情報誌・コラム|Publish・Column

ICTの潮流 / no.4
見える化
 
2008年10月

SOLUTION CASE:成長の鍵は経営状況の早期把握と迅速な判断。横断的プロジェクトで「見える化」を実現。

NTTソフトウェア株式会社(自社事例)SIer の業務特性は、常に多数の開発プロジェクトが同時進行する点です。そのために経営指標となる全社の契約情報や進捗状況をリアルタイムで把握するのが困難でした。今現在の経営状況の把握と迅速な意思決定によ る経営のスピードアップをめざし、社内の横断的プロジェクトが独自のシステム開発で「見える化」を実現し、 カイゼン活動を加速させました。

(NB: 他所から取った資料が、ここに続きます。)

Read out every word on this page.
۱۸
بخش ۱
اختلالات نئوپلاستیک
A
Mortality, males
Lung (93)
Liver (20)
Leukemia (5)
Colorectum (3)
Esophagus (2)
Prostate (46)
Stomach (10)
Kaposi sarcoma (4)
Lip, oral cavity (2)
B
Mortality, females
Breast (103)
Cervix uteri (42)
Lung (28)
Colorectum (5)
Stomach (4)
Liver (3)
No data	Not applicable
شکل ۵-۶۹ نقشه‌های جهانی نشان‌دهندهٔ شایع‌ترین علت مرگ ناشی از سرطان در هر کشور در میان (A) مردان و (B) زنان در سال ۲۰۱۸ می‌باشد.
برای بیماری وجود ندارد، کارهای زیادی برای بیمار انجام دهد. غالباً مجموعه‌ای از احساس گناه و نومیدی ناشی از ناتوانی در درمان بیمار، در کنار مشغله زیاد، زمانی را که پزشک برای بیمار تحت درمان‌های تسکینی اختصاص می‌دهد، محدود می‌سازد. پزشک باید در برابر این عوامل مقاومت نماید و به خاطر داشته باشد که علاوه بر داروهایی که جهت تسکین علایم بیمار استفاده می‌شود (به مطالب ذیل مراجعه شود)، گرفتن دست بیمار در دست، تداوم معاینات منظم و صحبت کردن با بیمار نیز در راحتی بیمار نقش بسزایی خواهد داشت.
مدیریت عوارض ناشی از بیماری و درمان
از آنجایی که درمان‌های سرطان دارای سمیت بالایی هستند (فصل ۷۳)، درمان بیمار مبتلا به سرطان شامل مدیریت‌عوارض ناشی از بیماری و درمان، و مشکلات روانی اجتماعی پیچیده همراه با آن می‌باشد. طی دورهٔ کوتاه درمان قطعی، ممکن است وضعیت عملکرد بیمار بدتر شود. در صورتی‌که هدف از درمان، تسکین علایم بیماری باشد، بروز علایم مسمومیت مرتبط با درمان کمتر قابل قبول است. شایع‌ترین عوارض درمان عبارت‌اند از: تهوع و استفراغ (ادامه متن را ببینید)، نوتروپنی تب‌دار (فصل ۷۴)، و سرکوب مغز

PHASE1 課題と解決へのアプローチ:筋肉質な企業体質をめざし「見える化」に着手

ネットワーク構築から運用システム、業務用アプリケーション開発など、じつに多種多彩なプロジェクトが同時並行で進んでいます。また最近ではプロジェクトの短期化が顕著になってきている一方で、各プロジェクトの進捗状況が経営陣に報告されるのが月次となり、前月の情報を経営指標として経営判断せざるを得ない状況でした。

厳しい競争下では、より筋肉質な経営体質への進化が必須。経営陣が迅速に意思決定を行うためには、タイムリーな経営情報の「見える化」が不可欠との認識が高まりました。2003年頃から、社内横断的なワーキンググループが立ち上がり、各種業務データの可視化を検討しはじめ、経営情報システム『i-Cabina』の開発プロジェクトがスタートしました。また、この取り組みと並行して「現場」「知識」「顧客」面でのさまざまな「見える化」にも取り組んできました。

NTTソフトウェア株式会社:

「例えば、経営に関連する各種指標の計画と現在の状況を見えるようにすることで、現時点、あるいは今後の問題点が見えてきます。問題点が見えてくれば、その問題を解決するために情報を集めて詳細な分析を行い、問題解決のための行動計画を立てて実施し、カイゼンを図る、という形でPDCAサイクルを回していくことができます。ですから、経営をはじめとする4つの『見える化』が融合して、PDCAサイクルをしっかり支援できるシステムが大切なのです。
また、情の鮮度は非常に重要です。問題点の検知、対策の立案と実施が遅れてしまっては、競争力は保てません。このため、タイムリーに情報を『見える化』することも大切です」(長谷川)。